Butler County steelmaker AK Steel announced Friday plans to temporarily idle some operations of its Ashland Works steel mill in Kentucky due to unfair trade concerns.
The blast furnace and related steelmaking operations at the facility will shut down in December, but AK Steel said it does not intend to idle everything. The hot-dip galvanizing line that primarily serves automotive customers will keep running, according to AK Steel.
AK Steel has enough steelmaking capacity at its other blast furnaces in Middletown and Dearborn, Mich., to meet customer requirements and does not expect any interruptions in shipments to its customers, according to the company.
“We are taking this necessary step due to the onslaught of what we believe are unfairly traded imports of carbon steel that have been flooding our shores. These imports have substantially reduced order intake rates, production rates, shipment volumes and selling prices,” said James Wainscott, chairman, president and chief executive officer of AK Steel, in a written statement.
“We will continue to closely monitor market conditions and run our overall operations as efficiently as possible to continue to meet our customers’ needs,” Wainscott said.
If market conditions do not improve, the idling of the affected portions of the facility are set to begin in mid-December of 2015 and could last more than six months, company officials say.
AK Steel spokeswoman Lisa Jester did not comment about the impact on Middletown Works or what triggers could cause AK to restart operations at Ashland once they stop.
Ashland Works employs a total about 940 workers, but Jester said in an email the number of jobs to be affected at Ashland has not yet been determined.
However, when the Ashland blast furnace was shut down last year for repairs due to ongoing problems, then AK Steel spokesman Mike Wallner told Journal-News it would not impact production at Middletown.

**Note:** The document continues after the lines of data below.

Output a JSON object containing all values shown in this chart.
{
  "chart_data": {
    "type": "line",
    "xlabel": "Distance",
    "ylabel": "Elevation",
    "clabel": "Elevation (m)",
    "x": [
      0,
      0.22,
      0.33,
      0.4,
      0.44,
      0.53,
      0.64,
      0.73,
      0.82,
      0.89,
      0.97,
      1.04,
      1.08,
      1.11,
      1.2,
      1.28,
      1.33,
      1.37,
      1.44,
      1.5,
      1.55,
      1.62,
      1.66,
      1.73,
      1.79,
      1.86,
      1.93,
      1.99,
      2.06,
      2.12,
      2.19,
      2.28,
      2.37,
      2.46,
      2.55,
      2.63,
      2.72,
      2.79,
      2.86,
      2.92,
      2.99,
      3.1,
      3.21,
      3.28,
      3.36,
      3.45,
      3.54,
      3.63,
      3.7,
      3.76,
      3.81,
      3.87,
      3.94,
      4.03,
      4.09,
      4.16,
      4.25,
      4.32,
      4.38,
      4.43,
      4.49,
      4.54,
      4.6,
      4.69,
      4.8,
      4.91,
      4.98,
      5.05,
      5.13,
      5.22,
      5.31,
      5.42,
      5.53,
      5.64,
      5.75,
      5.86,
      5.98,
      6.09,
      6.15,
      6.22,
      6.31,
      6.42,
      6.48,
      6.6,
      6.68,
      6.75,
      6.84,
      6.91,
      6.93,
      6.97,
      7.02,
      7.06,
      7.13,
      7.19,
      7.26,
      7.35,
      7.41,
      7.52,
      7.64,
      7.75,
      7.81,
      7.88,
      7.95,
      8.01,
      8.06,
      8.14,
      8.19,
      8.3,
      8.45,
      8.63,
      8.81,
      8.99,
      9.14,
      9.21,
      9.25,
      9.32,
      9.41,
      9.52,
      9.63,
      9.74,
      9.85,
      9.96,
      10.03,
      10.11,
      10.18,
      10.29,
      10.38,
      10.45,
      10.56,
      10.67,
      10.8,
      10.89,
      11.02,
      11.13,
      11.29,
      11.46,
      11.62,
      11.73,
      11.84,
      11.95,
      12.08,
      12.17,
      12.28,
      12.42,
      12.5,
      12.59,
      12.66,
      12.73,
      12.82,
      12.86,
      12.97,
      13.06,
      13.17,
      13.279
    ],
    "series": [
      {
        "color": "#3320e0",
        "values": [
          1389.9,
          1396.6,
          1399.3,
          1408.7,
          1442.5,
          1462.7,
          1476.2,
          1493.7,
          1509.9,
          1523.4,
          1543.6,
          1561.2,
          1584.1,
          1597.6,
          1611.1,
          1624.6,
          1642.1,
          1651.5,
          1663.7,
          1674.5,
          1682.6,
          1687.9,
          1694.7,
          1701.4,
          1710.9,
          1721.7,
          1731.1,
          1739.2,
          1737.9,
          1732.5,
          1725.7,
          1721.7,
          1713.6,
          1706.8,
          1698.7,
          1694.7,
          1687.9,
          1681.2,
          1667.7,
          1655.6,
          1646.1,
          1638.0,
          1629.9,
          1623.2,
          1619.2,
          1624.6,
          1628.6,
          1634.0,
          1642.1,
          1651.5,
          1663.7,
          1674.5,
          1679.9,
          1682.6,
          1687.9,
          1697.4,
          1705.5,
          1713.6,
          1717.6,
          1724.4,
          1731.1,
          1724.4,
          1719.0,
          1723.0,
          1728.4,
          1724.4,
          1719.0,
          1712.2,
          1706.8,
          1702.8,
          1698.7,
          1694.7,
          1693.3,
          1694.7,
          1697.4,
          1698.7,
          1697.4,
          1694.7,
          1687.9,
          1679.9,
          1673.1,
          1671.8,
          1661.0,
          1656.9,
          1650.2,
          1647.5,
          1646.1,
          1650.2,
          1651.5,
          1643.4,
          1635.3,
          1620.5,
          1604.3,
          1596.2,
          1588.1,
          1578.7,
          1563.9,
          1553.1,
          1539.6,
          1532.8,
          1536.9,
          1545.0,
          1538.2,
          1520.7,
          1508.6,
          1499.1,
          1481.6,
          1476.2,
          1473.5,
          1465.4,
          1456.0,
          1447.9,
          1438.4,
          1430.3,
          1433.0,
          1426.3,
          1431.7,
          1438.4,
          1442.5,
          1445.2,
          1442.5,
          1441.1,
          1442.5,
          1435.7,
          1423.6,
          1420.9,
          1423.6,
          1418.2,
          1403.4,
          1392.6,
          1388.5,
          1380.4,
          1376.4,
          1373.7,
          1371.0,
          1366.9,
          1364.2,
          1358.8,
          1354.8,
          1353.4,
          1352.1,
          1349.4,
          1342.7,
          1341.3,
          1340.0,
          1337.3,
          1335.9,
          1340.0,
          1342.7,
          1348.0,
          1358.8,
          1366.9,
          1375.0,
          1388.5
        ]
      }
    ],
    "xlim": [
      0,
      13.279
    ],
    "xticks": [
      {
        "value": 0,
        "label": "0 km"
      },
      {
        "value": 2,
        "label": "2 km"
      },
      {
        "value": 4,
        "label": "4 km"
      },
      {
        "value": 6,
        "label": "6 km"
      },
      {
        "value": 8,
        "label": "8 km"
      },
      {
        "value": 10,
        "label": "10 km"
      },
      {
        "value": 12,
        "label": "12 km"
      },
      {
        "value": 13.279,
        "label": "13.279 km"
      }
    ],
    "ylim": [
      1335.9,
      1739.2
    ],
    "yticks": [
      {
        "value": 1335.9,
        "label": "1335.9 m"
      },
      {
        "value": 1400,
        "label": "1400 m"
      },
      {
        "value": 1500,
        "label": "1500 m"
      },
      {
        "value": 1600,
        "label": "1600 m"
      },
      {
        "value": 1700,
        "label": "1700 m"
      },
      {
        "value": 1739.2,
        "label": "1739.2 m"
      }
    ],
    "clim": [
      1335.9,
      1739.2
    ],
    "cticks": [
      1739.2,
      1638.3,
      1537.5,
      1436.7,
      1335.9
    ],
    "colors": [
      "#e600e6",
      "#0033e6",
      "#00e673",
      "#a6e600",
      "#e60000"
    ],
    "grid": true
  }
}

“It’s important to note that all of the carbon steel slabs produced at our Ashland Works get rolled at Middletown Works. While our Ashland Works blast furnace is down, we will utilize the hot mill at Middletown Works to roll additional carbon steel slabs that we purchase on the open market — just as if they were coming from Ashland,” Wallner said at the time, in Sept. 2014.
The blast furnace is the part of the mill where fuel, iron ore and limestone are heated and reduced to make hot metal.
Fortune 500 company AK Steel has joined three international trade cases this year. Earnings have suffered in 2015 due to lower selling prices, which the company blames partly on rising imports that are artificially low priced. During the first half of this year, the company reported a net loss of $370 million, compared to $103.2 million in 2014.
A lower price of $965 per ton on average for the first six months of 2015 compared to $1,096 in 2014 has also hurt results.
Results for the July to September quarter will be released Oct. 27.
The manufacturer announced July 28 petitions against eight countries related to cold-rolled steel, used to make appliances, automotive products, containers and construction materials.
In June, AK Steel filed complaints in partnership with other steel producers related to corrosion-resistant steel.
The newest petition made in August charges that unfairly-traded imports of certain hot-rolled steel flat products are causing material injury to the domestic industry. Producers from seven countries are being accused of selling hot-rolled steel in the U.S. market at less than fair value. The petition also alleged that the foreign producers benefit from subsidies provided by their governments.
Hot-rolled steel — primarily used in appliances, automotive products, heavy machinery, machine parts, nonresidential construction and transportation equipment — comprised over 15 percent of AK Steel’s shipments in 2014.
One of the Cincinnati-Dayton region’s largest publicly-held companies, West Chester Twp.-based AK Steel employs approximately 2,400 full-time workers in Butler County between headquarter operations and the Middletown Works steel plant, the company’s largest steel plant.
Altogether, AK Steel operates eight steel plants including the Ashland site and Middletown Works. Other steel plants use electric arc furnaces, which consume scrap steel and heat it with an electrical charge to mold metal. Presently, facilities in Ohio, Kentucky, Indiana, Pennsylvania, Michigan and West Virginia employ more than 8,000 altogether and produce flat-rolled carbon, electrical and stainless steels used by the automotive, appliance, construction and manufacturing markets.